Krantz Bryan A
Department of Microbial Pathogenesis, School of Dentistry, University of Maryland, Baltimore, 650 W. Baltimore Street, Baltimore, MD 21201, U.S.A.
bioRxiv. 2025 May 6:2025.05.04.652126. doi: 10.1101/2025.05.04.652126.
Rapid and accurate detection of peptide biomarkers using nanopore biosensors is critical for disease diagnosis and other biomedical applications. Processing large, complex single-channel translocation data streams poses a significant challenge for peptide analyte classification. Here, we present a supervised deep learning data processing pipeline for peptide classification from translocation events. The first stage employs a convolutional and recurrent neural network, adapted from the Deep-Channel multi-channel classifier, to accurately classify raw current recordings into discrete conductance states, including partially blocked sub-conductance intermediates.

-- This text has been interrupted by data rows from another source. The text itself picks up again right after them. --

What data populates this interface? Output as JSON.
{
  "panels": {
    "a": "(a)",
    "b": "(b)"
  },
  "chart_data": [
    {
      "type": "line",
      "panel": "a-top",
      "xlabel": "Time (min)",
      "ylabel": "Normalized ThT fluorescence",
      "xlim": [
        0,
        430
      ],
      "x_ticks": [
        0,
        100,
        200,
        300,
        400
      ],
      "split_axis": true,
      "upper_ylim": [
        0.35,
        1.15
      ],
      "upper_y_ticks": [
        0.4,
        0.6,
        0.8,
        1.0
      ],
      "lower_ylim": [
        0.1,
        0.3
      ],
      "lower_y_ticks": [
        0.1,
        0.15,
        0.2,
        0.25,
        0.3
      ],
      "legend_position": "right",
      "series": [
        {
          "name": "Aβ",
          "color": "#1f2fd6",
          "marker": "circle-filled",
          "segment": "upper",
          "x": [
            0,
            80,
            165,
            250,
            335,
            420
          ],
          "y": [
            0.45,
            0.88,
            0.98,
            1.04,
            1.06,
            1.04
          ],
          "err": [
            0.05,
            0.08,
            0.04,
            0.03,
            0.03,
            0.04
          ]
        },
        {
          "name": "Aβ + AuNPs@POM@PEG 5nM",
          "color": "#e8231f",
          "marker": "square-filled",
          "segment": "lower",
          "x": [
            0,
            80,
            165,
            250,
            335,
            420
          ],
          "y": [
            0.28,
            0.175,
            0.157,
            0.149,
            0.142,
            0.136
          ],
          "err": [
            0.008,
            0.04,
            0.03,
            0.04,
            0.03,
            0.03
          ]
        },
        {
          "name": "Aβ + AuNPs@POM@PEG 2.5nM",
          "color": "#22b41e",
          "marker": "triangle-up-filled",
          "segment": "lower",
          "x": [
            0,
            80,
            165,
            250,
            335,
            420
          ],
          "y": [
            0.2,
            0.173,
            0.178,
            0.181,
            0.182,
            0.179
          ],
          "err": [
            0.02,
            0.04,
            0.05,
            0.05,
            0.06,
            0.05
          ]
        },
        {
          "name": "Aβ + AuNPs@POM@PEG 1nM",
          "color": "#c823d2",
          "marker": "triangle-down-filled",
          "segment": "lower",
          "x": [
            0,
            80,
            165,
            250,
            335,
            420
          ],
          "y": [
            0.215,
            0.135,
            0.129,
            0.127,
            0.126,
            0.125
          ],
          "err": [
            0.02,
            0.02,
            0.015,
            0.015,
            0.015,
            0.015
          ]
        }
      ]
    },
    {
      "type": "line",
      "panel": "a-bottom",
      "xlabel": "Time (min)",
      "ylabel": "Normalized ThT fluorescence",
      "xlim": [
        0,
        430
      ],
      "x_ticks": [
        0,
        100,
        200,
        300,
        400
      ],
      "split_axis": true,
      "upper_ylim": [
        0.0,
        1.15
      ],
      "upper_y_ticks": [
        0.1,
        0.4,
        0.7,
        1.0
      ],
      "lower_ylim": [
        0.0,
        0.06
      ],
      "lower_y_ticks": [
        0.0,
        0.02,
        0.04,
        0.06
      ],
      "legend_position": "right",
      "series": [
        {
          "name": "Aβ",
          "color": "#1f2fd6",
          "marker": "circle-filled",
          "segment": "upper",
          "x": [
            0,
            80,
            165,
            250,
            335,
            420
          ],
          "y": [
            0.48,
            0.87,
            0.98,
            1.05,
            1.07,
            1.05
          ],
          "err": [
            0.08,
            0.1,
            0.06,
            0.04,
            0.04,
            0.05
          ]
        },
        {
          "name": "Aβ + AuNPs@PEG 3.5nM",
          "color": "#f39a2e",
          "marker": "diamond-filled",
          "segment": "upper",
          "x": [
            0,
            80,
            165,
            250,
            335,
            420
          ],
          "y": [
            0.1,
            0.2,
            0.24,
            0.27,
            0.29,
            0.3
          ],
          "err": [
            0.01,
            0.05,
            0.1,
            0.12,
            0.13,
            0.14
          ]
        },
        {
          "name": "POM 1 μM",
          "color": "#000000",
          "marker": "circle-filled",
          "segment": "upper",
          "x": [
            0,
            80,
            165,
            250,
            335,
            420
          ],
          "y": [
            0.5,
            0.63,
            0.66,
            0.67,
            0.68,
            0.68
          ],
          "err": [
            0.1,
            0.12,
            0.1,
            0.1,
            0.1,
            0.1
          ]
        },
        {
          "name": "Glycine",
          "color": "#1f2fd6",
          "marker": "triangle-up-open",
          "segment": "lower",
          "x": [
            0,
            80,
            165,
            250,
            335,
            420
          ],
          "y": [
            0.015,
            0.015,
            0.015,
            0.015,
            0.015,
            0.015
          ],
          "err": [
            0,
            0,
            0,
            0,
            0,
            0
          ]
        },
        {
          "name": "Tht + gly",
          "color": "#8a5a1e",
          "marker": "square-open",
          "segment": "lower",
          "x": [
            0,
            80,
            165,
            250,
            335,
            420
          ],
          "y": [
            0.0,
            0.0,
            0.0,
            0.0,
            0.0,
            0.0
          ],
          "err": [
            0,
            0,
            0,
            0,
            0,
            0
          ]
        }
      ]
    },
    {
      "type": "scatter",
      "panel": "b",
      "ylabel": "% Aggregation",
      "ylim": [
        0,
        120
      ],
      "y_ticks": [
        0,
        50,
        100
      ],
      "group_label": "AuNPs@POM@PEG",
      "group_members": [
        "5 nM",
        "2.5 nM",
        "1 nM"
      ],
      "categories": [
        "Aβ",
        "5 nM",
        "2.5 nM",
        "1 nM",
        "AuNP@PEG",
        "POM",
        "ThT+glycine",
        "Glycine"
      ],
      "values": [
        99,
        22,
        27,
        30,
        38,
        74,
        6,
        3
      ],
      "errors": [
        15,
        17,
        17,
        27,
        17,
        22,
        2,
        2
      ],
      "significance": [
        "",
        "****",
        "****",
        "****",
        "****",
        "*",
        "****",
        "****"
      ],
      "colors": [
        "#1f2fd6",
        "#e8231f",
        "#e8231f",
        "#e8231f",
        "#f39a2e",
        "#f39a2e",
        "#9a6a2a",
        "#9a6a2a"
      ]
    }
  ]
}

The second stage, peptide classification, utilizes a novel branched input network with a temporal convolutional network for processing translocation event conductance state sequences and a dense network for incorporating computed event-level and global kinetic features. Using idealized simulated multi-state translocation data for seven peptides, we demonstrate high classification accuracy (0.99) when global features are included alongside event-level features. For classifying mixture samples, where only event-level features are applicable, performance is more modest (0.68 accuracy). Peptide mixture predictions showed reasonable accuracy (MAE 0.045-0.161), although misclassification resulted in false positives. Event stochasticity and the fact that some peptides possessed similar kinetic parameters posed challenging for event-level prediction. However, vote aggregation from translocation event streams achieves perfect 100% accuracy, when predicting pure peptide samples. This proof-of-concept study demonstrates a robust deep learning framework for nanopore peptide classification using simulated data, laying the groundwork for classifying peptides from complex mixtures using real experimental data with the anthrax toxin protective antigen nanopore.
使用纳米孔生物传感器快速准确地检测肽生物标志物对于疾病诊断和其他生物医学应用至关重要。处理大型、复杂的单通道转运数据流对肽分析物分类构成了重大挑战。在此,我们提出了一种用于从转运事件中进行肽分类的监督深度学习数据处理管道。第一阶段采用了一种基于深度通道多通道分类器改编的卷积循环神经网络,以将原始电流记录准确分类为离散的电导状态,包括部分阻塞的亚电导中间体。第二阶段,即肽分类,利用一种新颖的分支输入网络,其中一个时间卷积网络用于处理转运事件电导状态序列,一个全连接网络用于纳入计算出的事件级和全局动力学特征。使用七种肽的理想化模拟多状态转运数据,我们证明当全局特征与事件级特征一起包含时,分类准确率很高(0.99)。对于仅适用于事件级特征的混合样本分类,性能较为一般(准确率为0.68)。肽混合物预测显示出合理的准确率(平均绝对误差为0.045 - 0.161),尽管误分类会导致假阳性。事件的随机性以及一些肽具有相似动力学参数这一事实对事件级预测构成了挑战。然而,在预测纯肽样本时,来自转运事件流的投票聚合实现了完美的100%准确率。这项概念验证研究展示了一个使用模拟数据进行纳米孔肽分类的强大深度学习框架,为使用炭疽毒素保护性抗原纳米孔的真实实验数据对复杂混合物中的肽进行分类奠定了基础。